You may think, as I once did, that Domain Testing is about testing software from a business or domain knowledge point of view. This, actually, is not what the course was about at all. Instead, Domain Testing is all about using variables and values of variables as the building blocks for your tests. Think about testing as the domain of possible inputs and outputs to a system in a classic black box testing context. The class was very intensive, and went far beyond and far deeper than simple equivalence class partitioning and boundary analysis. There is surprisingly a LOT to know about testing variables.

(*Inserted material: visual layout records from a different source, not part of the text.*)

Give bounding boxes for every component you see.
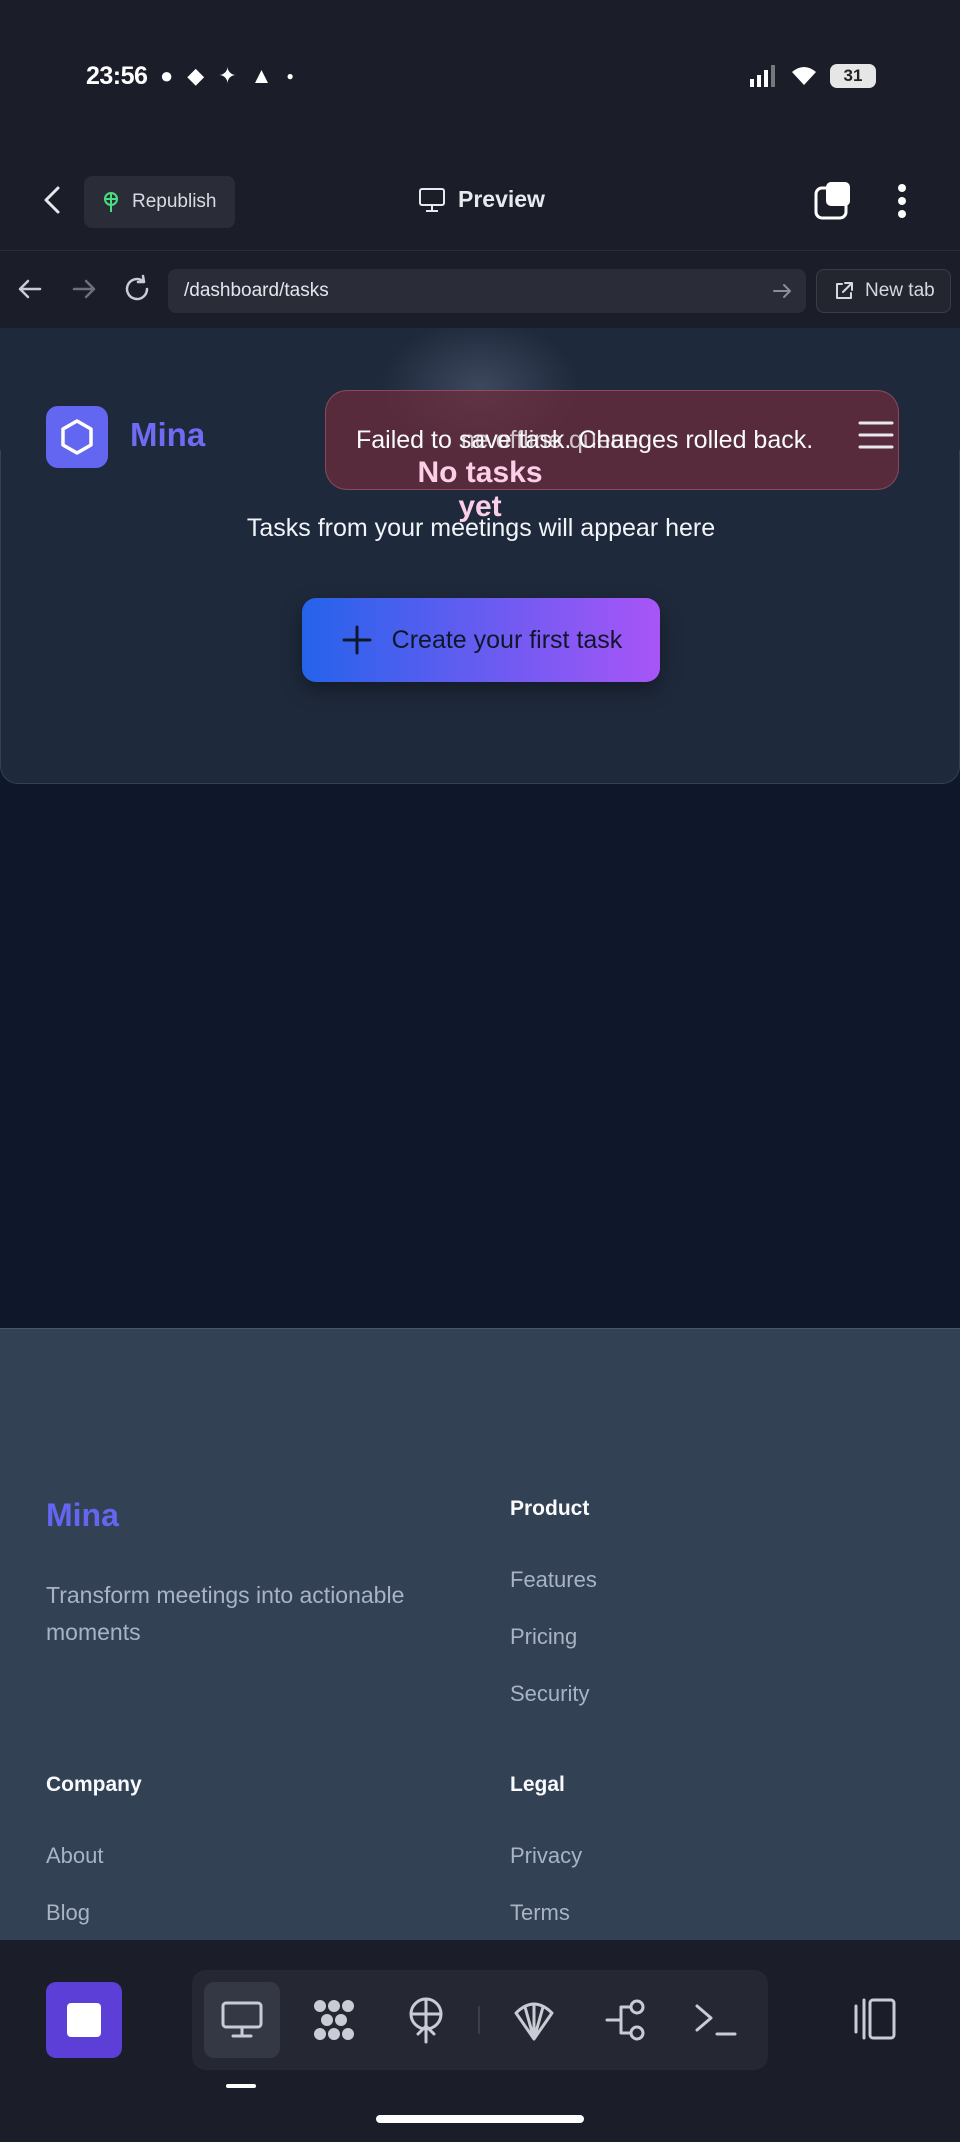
wifi-icon [792,67,816,85]
browser-forward-icon[interactable] [68,273,100,305]
republish-icon [104,192,118,212]
bottom-dock [0,1940,960,2142]
preview-label: Preview [458,186,545,212]
empty-state-title: No tasks yet [417,456,543,523]
plus-icon [342,625,372,655]
browser-toolbar: /dashboard/tasks New tab [0,250,960,328]
stop-icon [67,2003,101,2037]
footer-brand: Mina [46,1497,119,1533]
back-icon[interactable] [36,182,72,218]
app-bar: Republish Preview [0,150,960,250]
side-panel-icon[interactable] [848,1992,902,2046]
monitor-icon [419,187,445,212]
signal-icon [750,65,775,87]
site-footer: Mina Transform meetings into actionable … [0,1328,960,1940]
footer-link-privacy[interactable]: Privacy [510,1843,582,1869]
republish-button[interactable]: Republish [84,176,235,228]
republish-label: Republish [132,191,217,212]
new-tab-button[interactable]: New tab [816,269,951,313]
terminal-icon[interactable] [678,1982,754,2058]
save-failed-message: Failed to save task. Changes rolled back… [356,426,814,454]
footer-link-blog[interactable]: Blog [46,1900,90,1926]
footer-product-heading: Product [510,1497,590,1520]
new-tab-label: New tab [865,280,935,301]
preview-toggle[interactable]: Preview [418,186,545,213]
status-time: 23:56 [86,62,148,90]
more-notifications-icon: ● [286,69,294,83]
footer-link-security[interactable]: Security [510,1681,589,1707]
stop-button[interactable] [46,1982,122,2058]
more-options-icon[interactable] [888,180,916,222]
external-link-icon [836,282,853,299]
url-field[interactable]: /dashboard/tasks [168,269,806,313]
site-logo[interactable] [46,406,108,468]
menu-icon[interactable] [858,420,894,450]
footer-link-about[interactable]: About [46,1843,104,1869]
footer-link-terms[interactable]: Terms [510,1900,570,1926]
battery-icon: 31 [830,64,876,88]
notification-icons: ● ◆ ✦ ▲ ● [160,64,294,88]
footer-link-features[interactable]: Features [510,1567,597,1593]
home-indicator[interactable] [376,2115,584,2123]
slack-icon: ✦ [218,63,237,88]
browser-back-icon[interactable] [14,273,46,305]
create-first-task-button[interactable]: Create your first task [302,598,660,682]
footer-link-pricing[interactable]: Pricing [510,1624,577,1650]
deliveroo-icon: ▲ [250,63,273,88]
status-bar: 23:56 ● ◆ ✦ ▲ ● 31 [0,0,960,150]
deploy-icon[interactable] [388,1982,464,2058]
workflow-icon[interactable] [588,1982,664,2058]
tool-switcher [192,1970,768,2070]
active-tool-indicator [226,2084,256,2088]
go-arrow-icon[interactable] [770,279,794,303]
hexagon-logo-icon [61,419,93,455]
site-brand[interactable]: Mina [130,416,205,454]
url-text: /dashboard/tasks [184,280,329,301]
tabs-icon[interactable] [812,180,854,222]
footer-legal-heading: Legal [510,1773,565,1796]
tool-separator [478,2006,480,2034]
messenger-icon: ◆ [187,63,205,88]
web-page: Tasks from your meetings will appear her… [0,328,960,1940]
reload-icon[interactable] [121,273,153,305]
footer-tagline: Transform meetings into actionable momen… [46,1582,405,1645]
create-first-task-label: Create your first task [391,625,623,654]
desktop-icon[interactable] [204,1982,280,2058]
shell-icon[interactable] [496,1982,572,2058]
system-indicators: 31 [750,64,876,88]
snapchat-icon: ● [160,63,174,88]
footer-company-heading: Company [46,1773,142,1796]
apps-icon[interactable] [296,1982,372,2058]
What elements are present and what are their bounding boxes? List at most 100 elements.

This is not the place for an in-depth treatment of Domain Testing, but I want to relay a few key highlights that resonated with me:
I liked that the material was structured around a Domain Testing Schema. The schema is a high level checklist that serves as an outline on how to do Domain Analysis, which is considered a key skill for software testers. Starting with a variable tour, students were instructed to identify and classify the variables of a particular area of a sample program, using a mind-mapping tool of our choice. Then, for a few of the variables, we were coached how to dig deep into them: What are the variables’ primary dimensions and data types? Could the values be ordered, and if so, on what scale? Is it an input variable or a result variable? Or maybe a temporary storage-related variable? What are the consequences of the variable? For example, could it be a variable that holds intermediate values of calculations, whose values constrain the set of valid values for the input variable that you’re testing? And what are some of its secondary dimensions?
This variable domain analysis is a critical driver for another key skill for testers – technical analysis of potential software risk. Depending on what kind of variable you are working with, different classes of risk are at play. For example, bugs that would occur with an input string variable would not necessarily happen on an internal floating-point variable or an enumerated-list variable, and so different classes of tests need to be designed to trigger the different potential failure types. One of our assignments was to come up with five different potential risks associated with an integer, floating-point, and string type variable. For each of these 15 failure modes (5 risks for 3 variables), we needed to design at least one test that was specifically designed as a best-case representative to test for that risk, and explain what makes that test more powerful than other valid tests for that data-type-risk. Like I said, the class was very intensive.
Which brings me to my concluding thought: There was homework. Homework! I couldn’t believe it. But in retrospect, the homework is what made all the difference in the learning experience. As much as I understood what was happening in class, when I sat down to work on the examples on my own, it was a whole different story. The very action of working out the variable risk equivalence tables, making mistakes, and getting and applying feedback was the real learning experience, and was much more valuable than following the lecture in class. And that, the cornerstone of the BBST courses, was yet another takeaway from my trip to Melbourne – you can’t really learn how to do things unless you practice them.